Increased cortical lesion load contributed to pathological changes beyond focal lesion in cortical gray matter of multiple sclerosis: a diffusion kurtosis imaging analysis

Biomarkers specific to cortical gray matter (cGM) pathological changes of multiple sclerosis (MS) are desperately needed to better understand the disease progression. The cGM damage occurs in cortical lesion (CL) and normal-appearing cGM (NAcGM) areas.

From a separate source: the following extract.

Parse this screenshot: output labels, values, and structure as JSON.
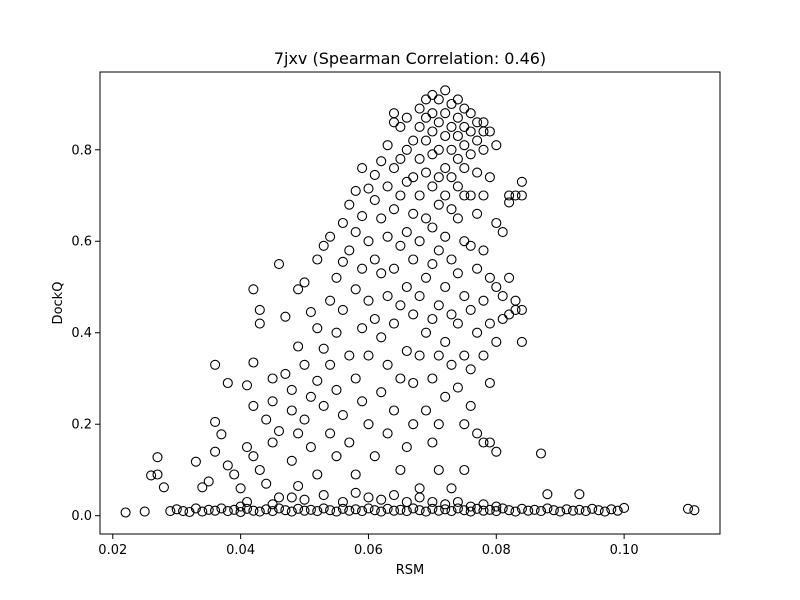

While the association between CL load and cGM damage has been reported, little is known about how different CL types, i.e. intracortical lesion (ICL) and leukocortical lesion (LCL) would be associated with cGM damage. In our study, relapsing-remitting MS patients and healthy controls were divided into 4 groups according to CL load level. NAcGM diffusion kurtosis imaging (DKI)/diffusion tensor imaging (DTI) values and cGM volume (cGMV) were used to characterize the pathological changes in cGM. Univariate general linear model was used for group comparisons and stepwise regression analysis was used to assess the effects of ICL volume and LCL volume on NAcGM damage. We found peak values in DKI/DTI values, cGMV and neuropsychological scores in high CL load group. Kurtosis fractional anisotropy (KFA) was the most sensitive in characterizing NAcGM damage, and LCL volume related more to NAcGM damage. Our findings suggested KFA could become a surrogate biomarker to cGM damage, and LCL might be the main factor in whole brain NAcGM damage.

Automated summary

Specific biomarkers for cortical gray matter (cGM) pathology in multiple sclerosis (MS) are needed to understand the disease progression. Our study evaluated the association between different types of cortical lesions and cGM damage using diffusion kurtosis imaging (DKI) and diffusion tensor imaging (DTI). We found that kurtosis fractional anisotropy (KFA) was the most sensitive in characterizing cGM damage, and leukocortical lesion (LCL) volume was more related to cGM damage.